I gasped. “You kill them, too?”
Sasha laughed melodically. “No, silly. We recruit them.”
She ran a finger down my face and for the first time I felt the messy scars that laced my own skin. The humming in my head fractured into a symphony of memories. A small room with shelves of syringes and needles; transparent images that looked like grotesque Rorschach tests; a man in a white coat explaining how rapidly dividing cells were about to wreak havoc on my organs.
“I had cancer,” I whispered. “My parents sat over my hospital bed for months.
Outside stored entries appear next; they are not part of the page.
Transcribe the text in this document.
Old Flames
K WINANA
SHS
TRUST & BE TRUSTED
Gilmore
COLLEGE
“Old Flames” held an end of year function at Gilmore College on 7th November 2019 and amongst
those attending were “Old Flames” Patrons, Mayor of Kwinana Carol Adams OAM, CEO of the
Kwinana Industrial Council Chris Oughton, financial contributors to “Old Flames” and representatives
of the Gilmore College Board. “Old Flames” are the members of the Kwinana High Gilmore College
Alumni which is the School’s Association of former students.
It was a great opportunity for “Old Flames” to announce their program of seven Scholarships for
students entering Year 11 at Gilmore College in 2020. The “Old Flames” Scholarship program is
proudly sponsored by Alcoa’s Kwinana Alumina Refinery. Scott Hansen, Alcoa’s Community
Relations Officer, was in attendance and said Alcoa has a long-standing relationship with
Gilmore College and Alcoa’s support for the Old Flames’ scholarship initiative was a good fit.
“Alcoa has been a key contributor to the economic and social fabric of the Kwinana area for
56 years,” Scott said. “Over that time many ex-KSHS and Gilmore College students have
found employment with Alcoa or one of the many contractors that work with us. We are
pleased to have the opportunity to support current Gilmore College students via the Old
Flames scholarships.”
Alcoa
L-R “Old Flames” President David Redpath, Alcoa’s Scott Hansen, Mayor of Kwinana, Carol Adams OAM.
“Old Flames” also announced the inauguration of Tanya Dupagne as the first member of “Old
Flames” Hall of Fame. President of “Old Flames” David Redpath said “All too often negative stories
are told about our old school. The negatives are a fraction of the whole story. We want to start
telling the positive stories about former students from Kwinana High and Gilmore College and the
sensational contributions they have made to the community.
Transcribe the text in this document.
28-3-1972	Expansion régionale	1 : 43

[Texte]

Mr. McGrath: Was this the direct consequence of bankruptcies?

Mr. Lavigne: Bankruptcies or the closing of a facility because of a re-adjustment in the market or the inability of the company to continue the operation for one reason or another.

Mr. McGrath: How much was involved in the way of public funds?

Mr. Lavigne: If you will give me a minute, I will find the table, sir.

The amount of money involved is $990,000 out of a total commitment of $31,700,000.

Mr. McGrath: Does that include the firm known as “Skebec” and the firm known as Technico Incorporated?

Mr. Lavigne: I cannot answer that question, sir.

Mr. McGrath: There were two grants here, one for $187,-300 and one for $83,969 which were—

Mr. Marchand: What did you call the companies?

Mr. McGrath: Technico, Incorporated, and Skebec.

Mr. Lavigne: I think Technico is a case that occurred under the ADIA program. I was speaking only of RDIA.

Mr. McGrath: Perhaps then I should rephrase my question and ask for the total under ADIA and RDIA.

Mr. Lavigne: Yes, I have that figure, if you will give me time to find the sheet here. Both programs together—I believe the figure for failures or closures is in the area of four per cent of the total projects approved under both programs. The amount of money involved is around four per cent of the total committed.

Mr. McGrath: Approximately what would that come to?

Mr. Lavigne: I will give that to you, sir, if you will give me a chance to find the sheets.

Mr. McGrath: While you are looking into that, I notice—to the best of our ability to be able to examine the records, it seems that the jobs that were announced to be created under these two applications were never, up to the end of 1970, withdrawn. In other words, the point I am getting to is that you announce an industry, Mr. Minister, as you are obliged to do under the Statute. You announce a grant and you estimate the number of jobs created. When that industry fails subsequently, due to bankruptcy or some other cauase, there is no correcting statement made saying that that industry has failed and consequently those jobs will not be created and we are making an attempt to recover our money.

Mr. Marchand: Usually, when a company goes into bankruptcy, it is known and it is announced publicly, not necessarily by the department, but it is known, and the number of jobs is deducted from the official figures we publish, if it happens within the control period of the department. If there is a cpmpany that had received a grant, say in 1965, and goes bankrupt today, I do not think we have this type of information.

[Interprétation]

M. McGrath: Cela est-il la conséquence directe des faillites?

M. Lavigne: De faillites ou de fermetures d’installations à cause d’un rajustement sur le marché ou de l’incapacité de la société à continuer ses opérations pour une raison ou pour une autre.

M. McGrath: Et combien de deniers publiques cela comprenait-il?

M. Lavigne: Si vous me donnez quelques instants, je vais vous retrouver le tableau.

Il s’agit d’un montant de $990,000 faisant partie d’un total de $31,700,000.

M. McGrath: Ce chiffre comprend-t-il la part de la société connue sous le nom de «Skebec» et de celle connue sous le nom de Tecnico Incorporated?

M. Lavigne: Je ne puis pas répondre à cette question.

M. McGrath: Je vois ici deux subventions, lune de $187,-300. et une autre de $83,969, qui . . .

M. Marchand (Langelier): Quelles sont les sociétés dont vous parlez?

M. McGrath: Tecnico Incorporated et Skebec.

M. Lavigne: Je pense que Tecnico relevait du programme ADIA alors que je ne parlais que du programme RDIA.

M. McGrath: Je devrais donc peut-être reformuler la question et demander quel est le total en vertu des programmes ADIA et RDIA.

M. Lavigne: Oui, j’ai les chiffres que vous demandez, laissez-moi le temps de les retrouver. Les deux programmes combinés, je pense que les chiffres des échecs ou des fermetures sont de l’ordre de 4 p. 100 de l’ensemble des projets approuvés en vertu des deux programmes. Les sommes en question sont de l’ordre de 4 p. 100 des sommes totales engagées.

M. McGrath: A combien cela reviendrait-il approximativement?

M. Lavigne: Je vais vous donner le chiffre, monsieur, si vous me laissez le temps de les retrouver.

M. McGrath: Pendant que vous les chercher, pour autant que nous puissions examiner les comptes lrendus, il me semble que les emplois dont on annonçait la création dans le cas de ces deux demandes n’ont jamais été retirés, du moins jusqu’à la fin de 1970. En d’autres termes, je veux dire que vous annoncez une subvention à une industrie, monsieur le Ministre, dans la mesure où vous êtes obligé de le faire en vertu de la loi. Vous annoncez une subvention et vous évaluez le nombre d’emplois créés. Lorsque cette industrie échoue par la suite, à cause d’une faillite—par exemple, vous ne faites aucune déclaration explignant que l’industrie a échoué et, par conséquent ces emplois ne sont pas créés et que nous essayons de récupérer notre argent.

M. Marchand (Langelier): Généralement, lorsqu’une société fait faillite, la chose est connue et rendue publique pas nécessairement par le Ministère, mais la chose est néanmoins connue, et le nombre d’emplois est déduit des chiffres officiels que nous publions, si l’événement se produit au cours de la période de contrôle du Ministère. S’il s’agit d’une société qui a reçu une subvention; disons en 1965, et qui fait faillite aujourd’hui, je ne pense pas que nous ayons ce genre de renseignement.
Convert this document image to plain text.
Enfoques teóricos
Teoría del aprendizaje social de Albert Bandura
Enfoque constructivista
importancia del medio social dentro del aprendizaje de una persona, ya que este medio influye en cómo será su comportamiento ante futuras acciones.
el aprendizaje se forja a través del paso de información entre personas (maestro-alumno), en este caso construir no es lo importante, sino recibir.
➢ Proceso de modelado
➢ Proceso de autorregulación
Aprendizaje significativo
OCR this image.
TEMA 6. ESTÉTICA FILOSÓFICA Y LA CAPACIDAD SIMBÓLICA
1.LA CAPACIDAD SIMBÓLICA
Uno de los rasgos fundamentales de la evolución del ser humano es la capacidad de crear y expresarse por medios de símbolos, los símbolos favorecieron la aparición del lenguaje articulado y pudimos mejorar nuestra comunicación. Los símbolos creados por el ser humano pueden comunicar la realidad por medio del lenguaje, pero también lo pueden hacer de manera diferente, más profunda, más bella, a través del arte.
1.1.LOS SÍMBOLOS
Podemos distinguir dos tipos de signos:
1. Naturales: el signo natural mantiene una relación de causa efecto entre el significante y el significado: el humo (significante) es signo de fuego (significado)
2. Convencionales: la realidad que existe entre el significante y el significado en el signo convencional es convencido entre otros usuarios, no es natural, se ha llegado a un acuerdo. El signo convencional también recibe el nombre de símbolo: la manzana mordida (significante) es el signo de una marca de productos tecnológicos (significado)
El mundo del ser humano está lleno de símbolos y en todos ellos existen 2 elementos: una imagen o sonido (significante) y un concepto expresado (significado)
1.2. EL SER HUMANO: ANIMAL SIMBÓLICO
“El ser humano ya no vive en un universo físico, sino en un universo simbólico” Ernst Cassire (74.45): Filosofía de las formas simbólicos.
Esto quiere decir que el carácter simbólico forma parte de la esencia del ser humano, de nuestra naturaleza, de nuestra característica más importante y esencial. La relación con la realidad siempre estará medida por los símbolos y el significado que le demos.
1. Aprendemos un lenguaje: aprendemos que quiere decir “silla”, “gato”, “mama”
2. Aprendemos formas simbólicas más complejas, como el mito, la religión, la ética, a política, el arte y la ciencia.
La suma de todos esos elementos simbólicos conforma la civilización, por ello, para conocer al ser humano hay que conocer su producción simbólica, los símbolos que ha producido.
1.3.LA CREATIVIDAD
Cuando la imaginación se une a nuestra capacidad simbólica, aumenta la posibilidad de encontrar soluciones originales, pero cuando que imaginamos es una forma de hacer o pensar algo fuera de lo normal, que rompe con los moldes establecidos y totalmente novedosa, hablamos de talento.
I remember the IVs, the breathing tubes…and the matches.”
Not a muscle twitched as Sasha watched my recollections build.
I remembered wishing to die. I learned that the oxygen I needed to breathe could make fire burn faster and bigger. All I had to do was sneak a match from my mother’s purse.
And I did.
“The whole room went up in flames.” My flesh seared with memories of the fire, and I buckled to the ground. The grass smelled like burning plastic. A wave of nausea and pain rocked me.
Sasha sighed. “What would you like me to do?”
Tears streamed down my scarred cheeks. I heaved, but nothing came up.
Sasha knelt and reached her hand to me. “I’m offering you a HEART, Thalia. Take it or leave it.”
What did she mean?
With tremulous effort I grasped Sasha’s hand. In an instant the pain and nausea receded. Desperation shrank and tucked back into a faint humming.
*****
I opened my eyes to a familiar hospital room. Oxygen hissed and IV pumps beeped. Muffled voices carried from the hallway.
“Mom? Dad?” My voice cracked. Pain throbbed in my throat where an endotracheal tube had recently been removed.
A hard edge poked out of the corner of my pillow. Reaching behind, I pulled out the object: a matchbook. Mom had carried that matchbook as a souvenir of our family vacation in Cabo last year.
In the hallway, voices grew louder and my mom swept into the room, eyes red from too many sleepless nights.
“Thalia, how are you, baby?” She leaned over the bed and kissed my forehead. “I’m so proud of you, you know? You’ve kept smiling through this whole miserable ordeal. You’re my superwoman.”
Mom squeezed my hand. “What’s this? Why do you have my matchbook?”
Her crinkled brow reminded me of Margo, so innocently unaware of the pain I was about to cause. Something inside me broke. The humming in my head faded into a calm assurance.
“Here, Mom.” I handed over the matchbook. “I don’t need it. I know why I’m here.”